RakNet's (http://www.jenkinssoftware.com/) low-level killer feature is a tweakable guaranteed-messaging-layer on top of UDP. One can send messages as unreliable-unordered, reliable-unordered, unreliable-ordered and reliable-ordered. Messages can be sent in ordering channels (messages in one channel are only ordered between each other, not with messages in other channels). ENET (http://enet.bespin.org/Features.html) has a similar low-level feature set, but lacks RakNet's high-level features as far as I know (replication RPC, voice etc).
Yeah I recently discovered enet through Emscripten (which emulates UDP on top of SCTP. SCTP is the protocol used by WebRTC and supports reliable and unreliable packets like enet and RakNet, though I believe Emscripten's UDP emulation only uses it in unreliable mode (since UDP is unreliable).

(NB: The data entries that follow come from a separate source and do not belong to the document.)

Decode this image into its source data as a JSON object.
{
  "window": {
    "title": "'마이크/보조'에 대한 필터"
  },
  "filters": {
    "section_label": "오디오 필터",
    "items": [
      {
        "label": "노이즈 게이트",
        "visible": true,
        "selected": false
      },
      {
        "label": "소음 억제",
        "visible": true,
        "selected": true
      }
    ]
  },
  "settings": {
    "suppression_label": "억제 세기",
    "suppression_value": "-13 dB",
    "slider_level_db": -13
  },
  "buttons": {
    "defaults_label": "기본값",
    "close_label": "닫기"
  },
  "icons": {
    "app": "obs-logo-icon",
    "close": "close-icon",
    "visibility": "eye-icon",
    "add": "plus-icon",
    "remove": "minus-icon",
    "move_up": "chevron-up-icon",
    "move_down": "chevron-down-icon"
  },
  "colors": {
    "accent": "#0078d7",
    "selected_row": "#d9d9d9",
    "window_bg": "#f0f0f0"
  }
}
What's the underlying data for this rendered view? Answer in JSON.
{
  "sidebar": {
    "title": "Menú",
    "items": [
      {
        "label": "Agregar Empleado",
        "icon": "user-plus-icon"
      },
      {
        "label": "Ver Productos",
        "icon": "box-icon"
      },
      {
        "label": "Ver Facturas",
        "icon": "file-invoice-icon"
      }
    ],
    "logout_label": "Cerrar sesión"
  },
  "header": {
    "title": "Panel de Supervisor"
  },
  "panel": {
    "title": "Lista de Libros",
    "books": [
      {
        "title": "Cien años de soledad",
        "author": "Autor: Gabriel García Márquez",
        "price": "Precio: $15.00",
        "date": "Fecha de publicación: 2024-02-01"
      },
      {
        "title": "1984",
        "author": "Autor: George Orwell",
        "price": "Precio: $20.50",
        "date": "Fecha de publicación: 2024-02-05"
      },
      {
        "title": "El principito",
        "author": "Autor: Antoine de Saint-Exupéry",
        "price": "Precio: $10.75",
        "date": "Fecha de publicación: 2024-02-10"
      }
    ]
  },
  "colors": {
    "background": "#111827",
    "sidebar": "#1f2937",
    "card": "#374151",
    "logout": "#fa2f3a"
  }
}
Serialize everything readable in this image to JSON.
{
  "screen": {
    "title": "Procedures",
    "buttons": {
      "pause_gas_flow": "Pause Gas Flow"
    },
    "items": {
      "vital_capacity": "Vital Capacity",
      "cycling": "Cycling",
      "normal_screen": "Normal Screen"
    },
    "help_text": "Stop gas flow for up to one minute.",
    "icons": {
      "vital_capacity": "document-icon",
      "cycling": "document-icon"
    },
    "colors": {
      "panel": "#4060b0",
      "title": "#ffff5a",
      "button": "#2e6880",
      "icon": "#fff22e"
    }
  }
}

Apparently SCTP can be tunnelled over UDP if native support is unavailable (which seems very likely), which means I've ended up with the crazy stack of:
enet, which uses UDP which is emulated using SCTP which is tunnelled through UDP.
Crazy but it works. Bring on the real time web games!
There are some interesting issues already appearing on GitHub for this, buffer overflows and SQL injections. Hopefully open sourcing this should make it more secure as well as free to use.
I've been looking at networking libraries recently so this news has come at a good time.
Is it just me or does it feel like so far Oculus is doing pretty much everything right. It very well could just be the fanboy in me.
On a semi related note, the title really scared me before I saw the article. I thought 'Oculus Connect' was going to be some sort of Facebook Connect style social integration.
Are you insinuating I am getting paid to? Sorry if it came off that way, I tried to acknowledge my fanboyism. It's mostly that I just have this believe that everything John Carmack touches turns to gold.
RakNet is pretty legit. It's very low level so it doesn't make making a networking multiplayer video game easy, but it does do a good job solving one critical component in doing so. Great move.